Kinshasa (AFP) - Gunfire erupted in major DR Congo cities and the UN voiced alarm over a wave of arrests, as protesters demanded President Joseph Kabila step down after his mandate expired Tuesday.
With fears of violence high in the vast and unstable nation, shots rang out in the capital Kinshasa, there was sustained gunfire in the country's second city of Lubumbashi, and the thud of heavy weapons in central Kananga.
Plumes of smoke from burning barricades hung over Kinshasa after overnight protests, and activity ground to a halt as troop carriers patrolled the largely empty streets of the megacity of 10 million.
Tension has been mounting for months in Democratic Republic of Congo ahead of the December 20 deadline for Kabila's second and final term in office to end.
With no election planned and no sign of the president stepping down, veteran opposition leader Etienne Tshisekedi finally issued a plea to the country's 70 million people to reject the Kabila administration.
The international community has warned of spiralling violence and France urged the government to "respect human rights" as the UN voiced alarm over the arrests of 113 opposition leaders and civil society activists in four days.
"I am gravely concerned by the arrests of those who seek to express their political views," said Maman Sambo Sidikou, who heads the large UN mission in Congo.
An AFP correspondent said the streets of Lubumbashi's Matuba neighbourhood were strewn with rocks and burnt tyres early Tuesday amid a heavy police presence.
Local authorities said "police were forced to fire into the air to disperse civilians" because some protesters were armed. It was impossible to immediately verify that claim.
In Kananga in central DR Congo, residents reported the sound of light and heavy arms near the airport. A priest said there were scenes of panic as residents fled the area.
- 'Teargas and gunfire' -
Several people are thought to have been killed in the unrest in various regions, but this has yet to be confirmed.
National police spokesman Pierre-Rombaut Mwanamputu told AFP he was unable to give an immediate toll after the violence.
"Fortunately, we are not back to the slaughter of September," he said, referring to bloodshed in September when at least 53 anti-Kabila protesters died in two days, according to the UN.
The 45-year-old leader, who has ruled since 2001, is constitutionally barred from seeking a third term but under a controversial recent constitutional court order, he may stay on until a successor is chosen.
As the clock ticked on Tuesday's end-of-mandate deadline, crowds had gathered before midnight Monday to blow whistles and beat on improvised drums, calling on Kabila to quit.
"There was teargas and gunfire," said Andre, a resident of Kinshasa's Matete neighbourhood, adding that security forces "threatened the population."
And in what opponents dubbed "a provocation", state TV overnight announced a new government.

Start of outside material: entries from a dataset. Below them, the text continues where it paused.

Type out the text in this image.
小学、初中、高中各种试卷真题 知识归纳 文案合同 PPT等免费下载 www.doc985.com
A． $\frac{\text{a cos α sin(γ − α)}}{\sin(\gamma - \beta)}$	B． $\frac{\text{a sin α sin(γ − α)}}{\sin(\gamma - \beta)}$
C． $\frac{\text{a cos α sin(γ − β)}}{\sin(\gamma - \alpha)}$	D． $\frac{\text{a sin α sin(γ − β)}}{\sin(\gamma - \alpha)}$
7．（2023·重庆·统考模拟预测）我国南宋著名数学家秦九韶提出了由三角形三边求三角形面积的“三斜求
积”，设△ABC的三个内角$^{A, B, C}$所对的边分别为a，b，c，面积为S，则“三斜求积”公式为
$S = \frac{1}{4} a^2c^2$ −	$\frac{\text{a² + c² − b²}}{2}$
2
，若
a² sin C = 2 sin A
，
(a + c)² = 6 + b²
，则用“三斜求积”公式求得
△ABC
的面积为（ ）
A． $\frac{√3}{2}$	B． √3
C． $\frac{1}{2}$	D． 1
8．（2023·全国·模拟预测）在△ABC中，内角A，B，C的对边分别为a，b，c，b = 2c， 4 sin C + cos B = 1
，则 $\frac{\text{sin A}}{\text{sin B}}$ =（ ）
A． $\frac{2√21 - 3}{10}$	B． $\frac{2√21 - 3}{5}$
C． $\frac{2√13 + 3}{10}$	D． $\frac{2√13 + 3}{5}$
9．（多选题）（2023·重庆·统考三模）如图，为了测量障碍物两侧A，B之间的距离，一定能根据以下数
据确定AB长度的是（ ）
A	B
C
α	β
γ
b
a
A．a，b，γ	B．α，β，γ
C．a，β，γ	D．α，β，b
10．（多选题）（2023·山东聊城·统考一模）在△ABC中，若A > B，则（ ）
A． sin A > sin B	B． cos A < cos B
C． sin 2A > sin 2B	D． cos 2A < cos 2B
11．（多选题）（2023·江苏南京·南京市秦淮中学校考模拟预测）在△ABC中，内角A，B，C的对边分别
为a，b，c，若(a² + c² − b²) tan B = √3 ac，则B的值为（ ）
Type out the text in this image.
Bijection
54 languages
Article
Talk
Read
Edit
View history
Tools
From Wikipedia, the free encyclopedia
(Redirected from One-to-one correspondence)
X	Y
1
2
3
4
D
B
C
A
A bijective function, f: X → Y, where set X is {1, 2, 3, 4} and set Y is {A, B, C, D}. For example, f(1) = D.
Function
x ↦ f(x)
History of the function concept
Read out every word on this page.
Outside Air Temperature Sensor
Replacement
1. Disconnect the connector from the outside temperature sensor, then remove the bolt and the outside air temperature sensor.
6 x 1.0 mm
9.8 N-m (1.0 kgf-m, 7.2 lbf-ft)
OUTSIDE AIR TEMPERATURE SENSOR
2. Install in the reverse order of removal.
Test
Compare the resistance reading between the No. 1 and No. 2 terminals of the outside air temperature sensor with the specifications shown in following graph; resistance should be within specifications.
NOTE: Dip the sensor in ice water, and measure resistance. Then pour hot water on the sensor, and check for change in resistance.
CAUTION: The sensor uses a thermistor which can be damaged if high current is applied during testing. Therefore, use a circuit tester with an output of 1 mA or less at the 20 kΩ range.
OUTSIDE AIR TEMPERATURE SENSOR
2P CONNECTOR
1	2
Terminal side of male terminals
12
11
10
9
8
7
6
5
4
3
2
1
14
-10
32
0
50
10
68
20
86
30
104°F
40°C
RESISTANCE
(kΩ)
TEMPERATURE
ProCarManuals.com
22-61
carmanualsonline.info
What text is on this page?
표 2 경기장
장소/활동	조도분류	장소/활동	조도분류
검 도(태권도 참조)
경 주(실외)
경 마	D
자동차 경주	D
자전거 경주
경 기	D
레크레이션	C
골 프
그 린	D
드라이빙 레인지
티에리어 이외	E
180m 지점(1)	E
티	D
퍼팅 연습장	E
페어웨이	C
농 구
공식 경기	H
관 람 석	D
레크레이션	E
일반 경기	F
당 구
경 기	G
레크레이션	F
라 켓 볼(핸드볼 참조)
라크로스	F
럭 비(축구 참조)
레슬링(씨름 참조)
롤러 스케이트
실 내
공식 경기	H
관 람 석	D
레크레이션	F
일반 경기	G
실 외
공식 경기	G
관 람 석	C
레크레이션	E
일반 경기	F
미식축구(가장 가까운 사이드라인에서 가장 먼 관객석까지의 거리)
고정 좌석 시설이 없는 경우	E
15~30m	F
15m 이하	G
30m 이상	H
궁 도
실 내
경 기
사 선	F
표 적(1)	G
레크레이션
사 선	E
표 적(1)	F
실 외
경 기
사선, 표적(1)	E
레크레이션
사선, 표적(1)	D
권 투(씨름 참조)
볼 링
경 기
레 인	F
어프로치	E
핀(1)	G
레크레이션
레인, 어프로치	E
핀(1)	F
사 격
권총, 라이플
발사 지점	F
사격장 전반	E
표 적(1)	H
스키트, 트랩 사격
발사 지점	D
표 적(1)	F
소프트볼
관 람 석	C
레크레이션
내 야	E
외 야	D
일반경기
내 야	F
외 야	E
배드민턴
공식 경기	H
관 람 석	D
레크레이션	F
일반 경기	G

Headed by Samy Banibanga, it is part of an October deal between the ruling party and tiny fringe opposition groups that enables Kabila to remain in office pending elections in April 2018.
But the main opposition bloc rejects this plan.
- 'Caving in to pressure' -
In a YouTube video released during the night, opposition leader Tshisekedi launched "a solemn appeal to the Congolese people to no longer recognise the authority of Mr. Joseph Kabila, to the international community to no longer deal with Joseph Kabila in the name of the Democratic Republic of Congo".
Valentin Mubake, a close aide to Tshisekedi, confirmed to AFP that the video was authentic.
The message was not available in the DR Congo where authorities since Sunday have imposed controls on pictures and video on social media networks.
Tshisekedi said he hoped to continue talks launched by the Catholic Church last week to find a peaceful solution to the crisis. The talks were halted Saturday with no significant progress but were to resume on Wednesday.
The opposition wants elections next year and a pledge Kabila will not stand.
DR Congo's 70 million people have never witnessed a democratic transfer of power following polls since independence from Belgium in 1960.
The president has been in office since his father Laurent Kabila's assassination in 2001. He was elected in 2006, and again in 2011.
Some two decades ago, Congo collapsed into the deadliest conflict in modern African history, its two wars in the late 1990s and early 2000s dragging in at least six African armies and leaving more than three million dead.